Drugmaker Soars, REIT Slips
GW Pharma, up 86%, is a U.K. biotech whose epilepsy treatment became the first cannabis-derived drug approved by the Food and Drug Administration. Jazz Pharmaceuticals' (JAZZ) $7.2 billion acquisition of GW is expected to close this quarter.
Village Farms, a greenhouse grower of vegetables and hemp, is up 39%. Canadian pot producer Canopy Growth holds a 25% year-to-date gain after falling 45% from its peak. Canopy this month launched Quatreau, a sparkling water with hemp-derived CBD, in the U.S.
Innovative Industrial Properties is nearly flat for 2021, after a 141% surge last year. The Utah-based real estate investment trust buys and leases industrial real estate used to grow medical marijuana.
Heading into Friday, YOLO was up 39% this year, on track to extend last year's 42% gain. It charges a 0.75% expense ratio.

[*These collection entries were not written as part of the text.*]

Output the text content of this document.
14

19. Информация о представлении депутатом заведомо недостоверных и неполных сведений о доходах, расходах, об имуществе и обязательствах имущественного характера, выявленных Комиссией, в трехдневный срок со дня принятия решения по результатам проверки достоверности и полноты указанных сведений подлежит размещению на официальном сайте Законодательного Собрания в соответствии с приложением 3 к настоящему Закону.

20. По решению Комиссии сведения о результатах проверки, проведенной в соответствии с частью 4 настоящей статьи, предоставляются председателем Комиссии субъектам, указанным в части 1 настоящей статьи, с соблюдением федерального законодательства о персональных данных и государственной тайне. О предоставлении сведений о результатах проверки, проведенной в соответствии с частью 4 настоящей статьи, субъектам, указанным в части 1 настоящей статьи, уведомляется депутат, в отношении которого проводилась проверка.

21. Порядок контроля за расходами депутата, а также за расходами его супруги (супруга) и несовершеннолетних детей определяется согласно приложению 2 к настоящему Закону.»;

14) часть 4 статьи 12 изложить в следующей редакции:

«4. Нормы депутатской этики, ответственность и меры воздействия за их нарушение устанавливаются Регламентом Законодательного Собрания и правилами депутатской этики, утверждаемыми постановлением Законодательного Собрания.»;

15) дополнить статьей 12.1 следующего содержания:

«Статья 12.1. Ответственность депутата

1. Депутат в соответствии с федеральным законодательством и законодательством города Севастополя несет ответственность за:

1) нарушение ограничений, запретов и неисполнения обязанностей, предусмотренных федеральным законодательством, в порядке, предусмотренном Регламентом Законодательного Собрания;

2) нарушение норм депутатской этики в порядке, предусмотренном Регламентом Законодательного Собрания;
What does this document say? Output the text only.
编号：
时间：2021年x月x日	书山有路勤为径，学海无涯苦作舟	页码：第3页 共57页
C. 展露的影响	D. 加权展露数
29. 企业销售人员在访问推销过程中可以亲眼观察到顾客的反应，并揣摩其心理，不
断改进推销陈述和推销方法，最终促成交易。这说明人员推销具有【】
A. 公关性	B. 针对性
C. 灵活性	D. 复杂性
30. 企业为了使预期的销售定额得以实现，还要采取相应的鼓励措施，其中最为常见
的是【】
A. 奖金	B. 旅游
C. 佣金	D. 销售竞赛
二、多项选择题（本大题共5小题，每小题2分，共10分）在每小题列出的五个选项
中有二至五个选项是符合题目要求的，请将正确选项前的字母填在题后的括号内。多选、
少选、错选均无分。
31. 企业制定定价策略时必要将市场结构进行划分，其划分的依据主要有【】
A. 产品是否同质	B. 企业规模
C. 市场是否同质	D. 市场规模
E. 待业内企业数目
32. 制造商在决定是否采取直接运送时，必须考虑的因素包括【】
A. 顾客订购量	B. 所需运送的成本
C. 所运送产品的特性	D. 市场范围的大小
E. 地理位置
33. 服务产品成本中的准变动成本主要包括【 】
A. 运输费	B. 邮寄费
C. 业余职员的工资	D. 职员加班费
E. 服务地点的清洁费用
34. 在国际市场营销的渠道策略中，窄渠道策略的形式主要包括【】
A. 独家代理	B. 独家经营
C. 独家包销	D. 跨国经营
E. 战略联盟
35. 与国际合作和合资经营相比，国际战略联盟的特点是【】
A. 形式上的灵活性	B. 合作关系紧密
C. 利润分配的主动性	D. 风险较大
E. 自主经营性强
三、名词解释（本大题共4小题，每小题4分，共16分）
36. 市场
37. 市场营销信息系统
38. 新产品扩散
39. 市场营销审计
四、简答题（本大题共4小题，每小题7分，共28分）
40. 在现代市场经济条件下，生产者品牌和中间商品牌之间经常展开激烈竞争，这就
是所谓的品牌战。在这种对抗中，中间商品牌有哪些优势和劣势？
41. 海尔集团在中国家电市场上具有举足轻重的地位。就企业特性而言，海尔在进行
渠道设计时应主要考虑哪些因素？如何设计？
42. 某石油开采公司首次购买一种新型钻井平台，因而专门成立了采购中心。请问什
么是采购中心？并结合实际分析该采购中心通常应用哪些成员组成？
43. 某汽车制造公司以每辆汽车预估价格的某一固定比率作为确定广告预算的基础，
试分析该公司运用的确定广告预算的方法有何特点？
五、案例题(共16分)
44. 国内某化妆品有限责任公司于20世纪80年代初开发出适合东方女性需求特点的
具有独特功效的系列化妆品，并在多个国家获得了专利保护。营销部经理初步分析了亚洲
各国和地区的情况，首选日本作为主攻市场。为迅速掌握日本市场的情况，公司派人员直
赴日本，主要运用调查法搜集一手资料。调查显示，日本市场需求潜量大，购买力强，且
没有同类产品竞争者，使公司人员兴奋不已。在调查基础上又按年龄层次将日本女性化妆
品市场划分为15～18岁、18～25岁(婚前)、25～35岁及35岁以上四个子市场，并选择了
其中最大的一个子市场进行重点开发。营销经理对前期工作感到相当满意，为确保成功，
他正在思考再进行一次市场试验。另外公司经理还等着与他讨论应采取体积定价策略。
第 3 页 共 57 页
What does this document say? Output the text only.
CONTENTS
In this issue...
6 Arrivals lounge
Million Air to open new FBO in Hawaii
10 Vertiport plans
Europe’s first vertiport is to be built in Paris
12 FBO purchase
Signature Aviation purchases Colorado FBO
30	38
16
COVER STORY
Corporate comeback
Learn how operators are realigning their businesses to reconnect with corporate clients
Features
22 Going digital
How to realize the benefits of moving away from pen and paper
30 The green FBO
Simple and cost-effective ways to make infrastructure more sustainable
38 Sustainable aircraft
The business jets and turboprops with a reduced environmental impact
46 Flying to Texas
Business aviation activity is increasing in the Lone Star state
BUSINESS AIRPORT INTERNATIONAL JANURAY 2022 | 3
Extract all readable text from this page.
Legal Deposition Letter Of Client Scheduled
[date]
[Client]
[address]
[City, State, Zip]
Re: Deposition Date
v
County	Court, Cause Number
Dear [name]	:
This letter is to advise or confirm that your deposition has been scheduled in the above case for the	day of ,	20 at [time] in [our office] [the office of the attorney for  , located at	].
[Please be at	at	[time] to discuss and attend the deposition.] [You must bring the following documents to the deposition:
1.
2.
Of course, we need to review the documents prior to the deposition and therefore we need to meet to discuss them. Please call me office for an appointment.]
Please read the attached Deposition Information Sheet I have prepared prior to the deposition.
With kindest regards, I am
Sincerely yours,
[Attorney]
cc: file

Global X Cannabis (POTX), up 56% this year, fell 34% in 2020. The $203.8 million fund launched in September 2019. It charges 0.50%.
Big In Canada
Canadian cannabis stocks accounted for 80% of the 25-stock portfolio as of Feb. 28. About 9% was in Britain, 7% in the U.S., and 4% in Australia. Consumer staples represented the biggest sector weight, 64%, with health care at 18%, industrials 9.5% and financials 5%. Less than 2% each was in consumer discretionary and information technology.
The top five holdings, about 40% of assets, included Aphria and GW Pharma. Tilray (TLRY), a Canada-based maker of cannabis-based drugs and oil products, has surged over 170% this year. It tumbled 52% last year. Tilray owns Manitoba Harvest, which sells hemp granola and other foods.